Pakistan’s IMF bailout package comes with 64 conditions, including new taxes, subsidy cuts and anti-corruption measures, after the Shehbaz Sharif government missed key economic targets.
The International Monetary Fund (IMF) has imposed new conditions on Pakistan. (Representative Image)
There is no free lunch. No one can understand it better than Pakistan, which has been slapped with 64 conditions for the much-awaited $7 billion bailout package of the International Monetary Fund. Days after it approved the fresh tranche of $1.2 billion, the IMF announced 11 new conditions attached to the loan. All 64 conditions are to be fulfilled within 18 months. After missing 11 indicators, the Shehbaz Sharif government has agreed to comply with the fresh targets. These include additional tax measures, expenditure cuts, rising revenue shortfalls, and keeping the Extended Fund Facility (EFF) on track.
Pakistan IMF Loan
According to ‘Dawn,’ the Pakistan government accepted an estimated shortfall from the underperformance of the captive power levy of Rs 104 billion. It assured the international body to cover the shortfall by slashing the power subsidies. After the Federal Board of Revenue missed its collection target by Rs 430 billion, Finance Minister Muhammad Aurangzeb assured the IMF to cover a part of it by levying a new GST rate of 18%. He said, “Should FBR’s revenues continue to fall short of expectations in the second quarter of FY26 (end of current month), and if other tax revenues are insufficient to bridge the gap, we will—in consultation with IMF staff—increase federal excise duty (FED) on fertilisers and pesticides by five percentage points, introduce FED on high-value sugary items, and move items from the 8th GST schedule to the general GST regime.”

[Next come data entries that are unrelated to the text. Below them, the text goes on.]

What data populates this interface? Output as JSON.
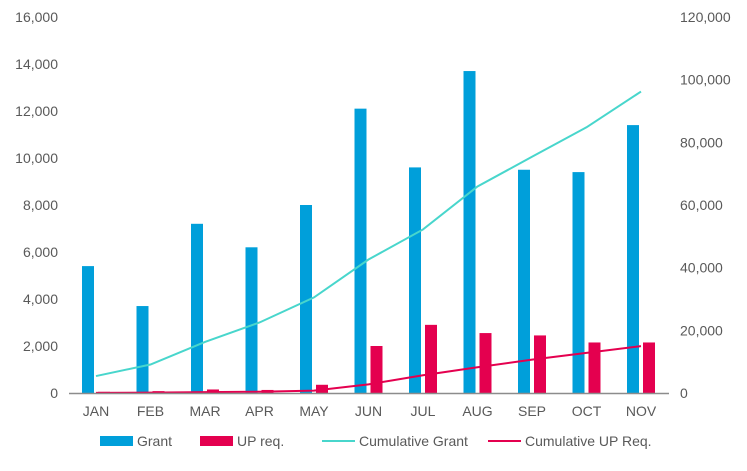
{
  "chart_data": {
    "type": "bar",
    "title": "",
    "xlabel": "",
    "ylabel": "",
    "y2label": "",
    "categories": [
      "JAN",
      "FEB",
      "MAR",
      "APR",
      "MAY",
      "JUN",
      "JUL",
      "AUG",
      "SEP",
      "OCT",
      "NOV"
    ],
    "ylim": [
      0,
      16000
    ],
    "yticks": [
      0,
      2000,
      4000,
      6000,
      8000,
      10000,
      12000,
      14000,
      16000
    ],
    "ytick_labels": [
      "0",
      "2,000",
      "4,000",
      "6,000",
      "8,000",
      "10,000",
      "12,000",
      "14,000",
      "16,000"
    ],
    "y2lim": [
      0,
      120000
    ],
    "y2ticks": [
      0,
      20000,
      40000,
      60000,
      80000,
      100000,
      120000
    ],
    "y2tick_labels": [
      "0",
      "20,000",
      "40,000",
      "60,000",
      "80,000",
      "100,000",
      "120,000"
    ],
    "grid": false,
    "legend_position": "bottom",
    "series": [
      {
        "name": "Grant",
        "type": "bar",
        "axis": "left",
        "color": "#009FDA",
        "values": [
          5400,
          3700,
          7200,
          6200,
          8000,
          12100,
          9600,
          13700,
          9500,
          9400,
          11400
        ]
      },
      {
        "name": "UP req.",
        "type": "bar",
        "axis": "left",
        "color": "#E4004F",
        "values": [
          50,
          80,
          150,
          130,
          350,
          2000,
          2900,
          2550,
          2450,
          2150,
          2150
        ]
      },
      {
        "name": "Cumulative Grant",
        "type": "line",
        "axis": "right",
        "color": "#48D6CC",
        "values": [
          5400,
          9100,
          16300,
          22500,
          30500,
          42600,
          52200,
          65900,
          75400,
          84800,
          96200
        ]
      },
      {
        "name": "Cumulative UP Req.",
        "type": "line",
        "axis": "right",
        "color": "#E4004F",
        "values": [
          50,
          130,
          280,
          410,
          760,
          2760,
          5660,
          8210,
          10660,
          12810,
          14960
        ]
      }
    ]
  }
}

(Shehbaz Sharif government of Pakistan has missed certain IMF conditions.)
IMF 64 conditions for Pakistan loan
He added, “If by the end of the second quarter of FY26 there is a revenue shortfall due to the implementation of the National Tariff Policy, we will postpone an equivalent amount of expenditure until the last quarter of FY26.” The government missed one out of six qualitative performance criteria, five structural benchmarks, and four indicative targets. Some of these were subsequently met after the original deadlines or extended.
Pakistan’s economic crisis
The IMF has imposed new conditions on Pakistan, indicating rampant corruption in the system. It has asked Islamabad to declare the assets of senior federal civil servants; this may be extended to provincial officials. This condition has to be met within one year. It has also asked the cash-strapped country to tackle corruption across 10 high-risk departments and the strengthen the provincial anti-corruption units. It has asked it to submit an action plan for how it will achieve the target. Pakistan also has to complete a comprehensive assessment of remittance costs and cross-border payment barriers. The IMF has asked the South Asian economy to formulate a strategy for local-currency bond market reforms.